Sinn Féin president Gerry Adams has said the recommendations of a British “legacy” panel are incapable of addressing issues of truth and reconciliation in the past conflict.
Gerry Adams said he believed that the proposal for a legacy commission, included in the Eames-Bradley report released earlier this year, “fell far short of what was required”.
He said the British government could not be the facilitator of any truth recovery process, nor could it write the brief for any other group to do so.
Mr Adams said the issues surrounding the legacy of the past deserved the widest public discussion. He was addressing a public meeting in his West Belfast constituency organised by local groups including the Falls Community Council, Relatives for Justice and Coiste na nIarchimi, which represents approximately 17,000 former republican prisoners.

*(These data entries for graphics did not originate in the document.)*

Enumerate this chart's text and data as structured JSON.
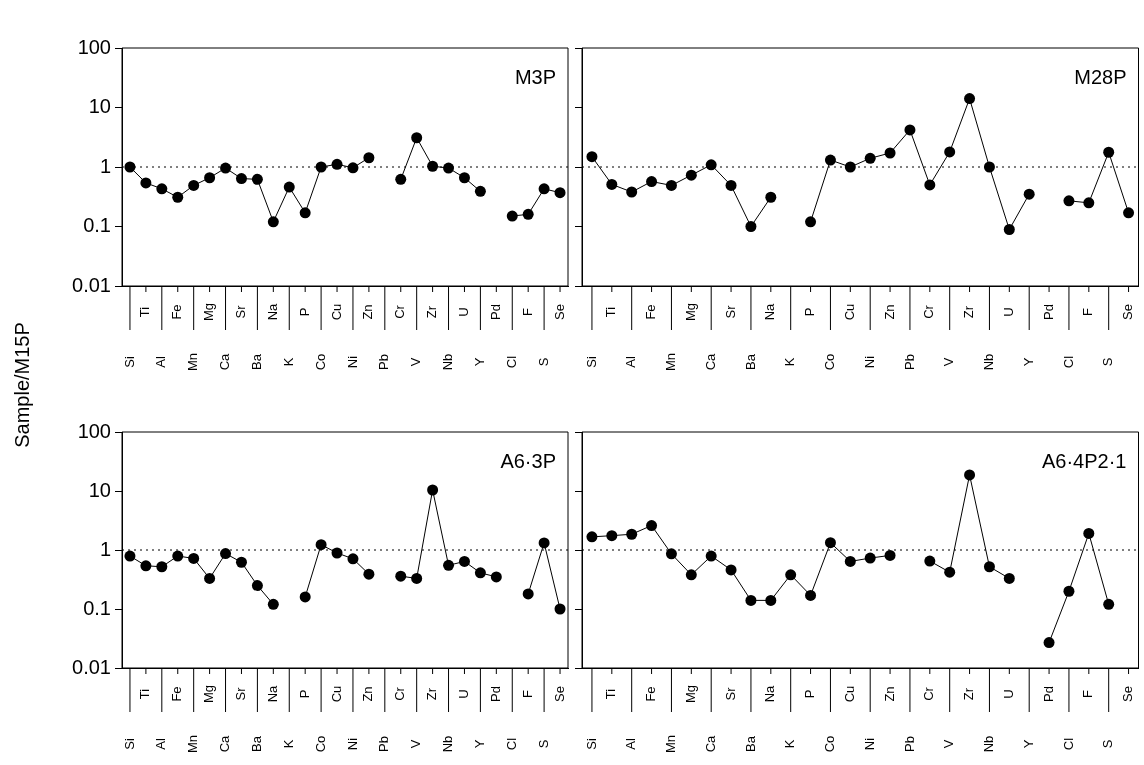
{
  "chart_data": [
    {
      "type": "line",
      "title": "M3P",
      "ylabel": "Sample/M15P",
      "log": "y",
      "marker": "circle",
      "line_style": "solid",
      "ylim": [
        0.01,
        100
      ],
      "yticks": [
        0.01,
        0.1,
        1,
        10,
        100
      ],
      "categories": [
        "Si",
        "Ti",
        "Al",
        "Fe",
        "Mn",
        "Mg",
        "Ca",
        "Sr",
        "Ba",
        "Na",
        "K",
        "P",
        "Co",
        "Cu",
        "Ni",
        "Zn",
        "Pb",
        "Cr",
        "V",
        "Zr",
        "Nb",
        "U",
        "Y",
        "Pd",
        "Cl",
        "F",
        "S",
        "Se"
      ],
      "series": [
        {
          "color": "#000000",
          "values": [
            1.0,
            0.54,
            0.43,
            0.31,
            0.49,
            0.66,
            0.96,
            0.64,
            0.62,
            0.12,
            0.46,
            0.17,
            1.0,
            1.11,
            0.97,
            1.43,
            null,
            0.62,
            3.1,
            1.03,
            0.96,
            0.66,
            0.39,
            null,
            0.15,
            0.16,
            0.43,
            0.37
          ]
        }
      ],
      "ref_lines": [
        {
          "axis": "y",
          "value": 1,
          "line_style": "dotted"
        }
      ]
    },
    {
      "type": "line",
      "title": "M28P",
      "log": "y",
      "marker": "circle",
      "line_style": "solid",
      "ylim": [
        0.01,
        100
      ],
      "yticks": [
        0.01,
        0.1,
        1,
        10,
        100
      ],
      "tick_labels": "x",
      "categories": [
        "Si",
        "Ti",
        "Al",
        "Fe",
        "Mn",
        "Mg",
        "Ca",
        "Sr",
        "Ba",
        "Na",
        "K",
        "P",
        "Co",
        "Cu",
        "Ni",
        "Zn",
        "Pb",
        "Cr",
        "V",
        "Zr",
        "Nb",
        "U",
        "Y",
        "Pd",
        "Cl",
        "F",
        "S",
        "Se"
      ],
      "series": [
        {
          "color": "#000000",
          "values": [
            1.49,
            0.51,
            0.38,
            0.57,
            0.49,
            0.73,
            1.09,
            0.49,
            0.1,
            0.31,
            null,
            0.12,
            1.31,
            1.0,
            1.4,
            1.72,
            4.2,
            0.5,
            1.79,
            14.1,
            1.0,
            0.089,
            0.35,
            null,
            0.27,
            0.25,
            1.77,
            0.17
          ]
        }
      ],
      "ref_lines": [
        {
          "axis": "y",
          "value": 1,
          "line_style": "dotted"
        }
      ]
    },
    {
      "type": "line",
      "title": "A6·3P",
      "log": "y",
      "marker": "circle",
      "line_style": "solid",
      "ylim": [
        0.01,
        100
      ],
      "yticks": [
        0.01,
        0.1,
        1,
        10,
        100
      ],
      "categories": [
        "Si",
        "Ti",
        "Al",
        "Fe",
        "Mn",
        "Mg",
        "Ca",
        "Sr",
        "Ba",
        "Na",
        "K",
        "P",
        "Co",
        "Cu",
        "Ni",
        "Zn",
        "Pb",
        "Cr",
        "V",
        "Zr",
        "Nb",
        "U",
        "Y",
        "Pd",
        "Cl",
        "F",
        "S",
        "Se"
      ],
      "series": [
        {
          "color": "#000000",
          "values": [
            0.79,
            0.54,
            0.52,
            0.79,
            0.72,
            0.33,
            0.87,
            0.62,
            0.25,
            0.12,
            null,
            0.16,
            1.23,
            0.89,
            0.71,
            0.39,
            null,
            0.36,
            0.33,
            10.4,
            0.55,
            0.64,
            0.41,
            0.35,
            null,
            0.18,
            1.32,
            0.1
          ]
        }
      ],
      "ref_lines": [
        {
          "axis": "y",
          "value": 1,
          "line_style": "dotted"
        }
      ]
    },
    {
      "type": "line",
      "title": "A6·4P2·1",
      "log": "y",
      "marker": "circle",
      "line_style": "solid",
      "ylim": [
        0.01,
        100
      ],
      "yticks": [
        0.01,
        0.1,
        1,
        10,
        100
      ],
      "tick_labels": "x",
      "categories": [
        "Si",
        "Ti",
        "Al",
        "Fe",
        "Mn",
        "Mg",
        "Ca",
        "Sr",
        "Ba",
        "Na",
        "K",
        "P",
        "Co",
        "Cu",
        "Ni",
        "Zn",
        "Pb",
        "Cr",
        "V",
        "Zr",
        "Nb",
        "U",
        "Y",
        "Pd",
        "Cl",
        "F",
        "S",
        "Se"
      ],
      "series": [
        {
          "color": "#000000",
          "values": [
            1.67,
            1.75,
            1.85,
            2.6,
            0.86,
            0.38,
            0.79,
            0.46,
            0.14,
            0.14,
            0.38,
            0.17,
            1.33,
            0.64,
            0.73,
            0.81,
            null,
            0.65,
            0.42,
            18.7,
            0.52,
            0.33,
            null,
            0.027,
            0.2,
            1.91,
            0.12,
            null
          ]
        }
      ],
      "ref_lines": [
        {
          "axis": "y",
          "value": 1,
          "line_style": "dotted"
        }
      ]
    }
  ]
}
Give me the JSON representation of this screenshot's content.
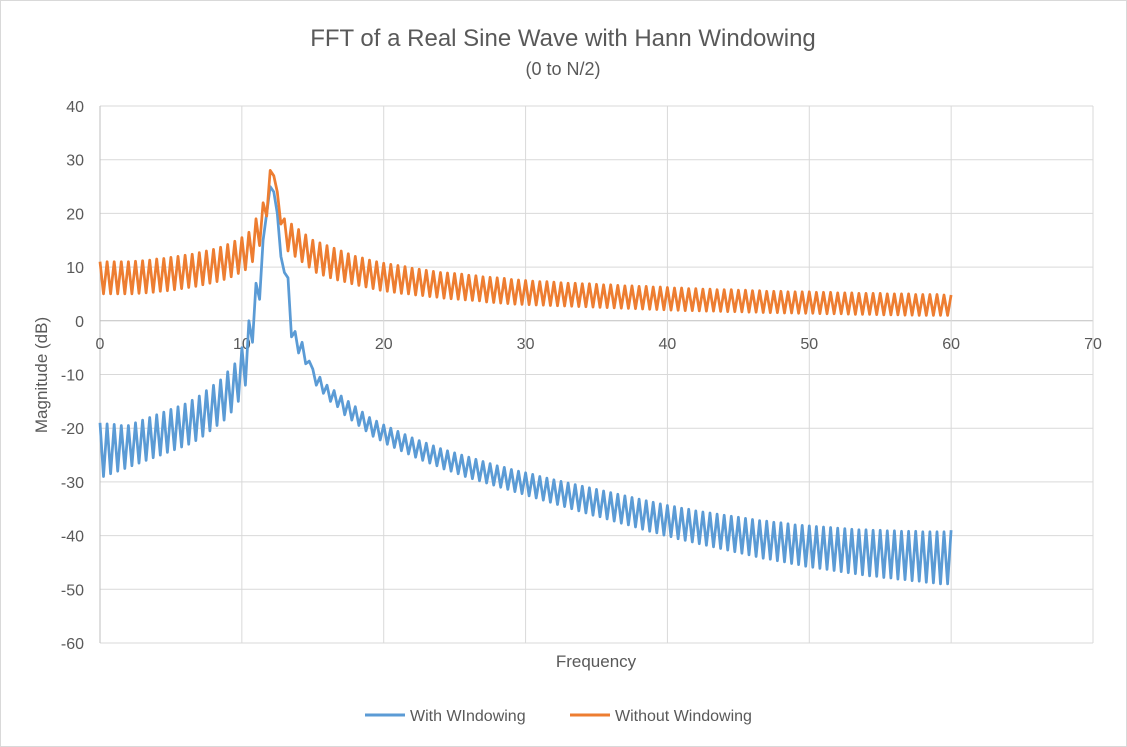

Citing the families of those shot dead by the Parachute Regiment in the hours after the introduction of internment in August 1971 and other bereaved families, he emphasised the need for truth to be told.
All participants in the conflict, including the IRA and the British state, had a duty to help to establish the truth about the loss of loved ones.
On the attitude of unionists towards the legacy of the past he said: “I still do not understand why a unionist still shies away from embracing the truth that forces acting for the state killed citizens.
He said there was a need to get beyond the “political posturing” that surrounded the release of the Eames-Bradley group’s proposals on the past and the particular emphasis on the issue of an acknowledgement payment.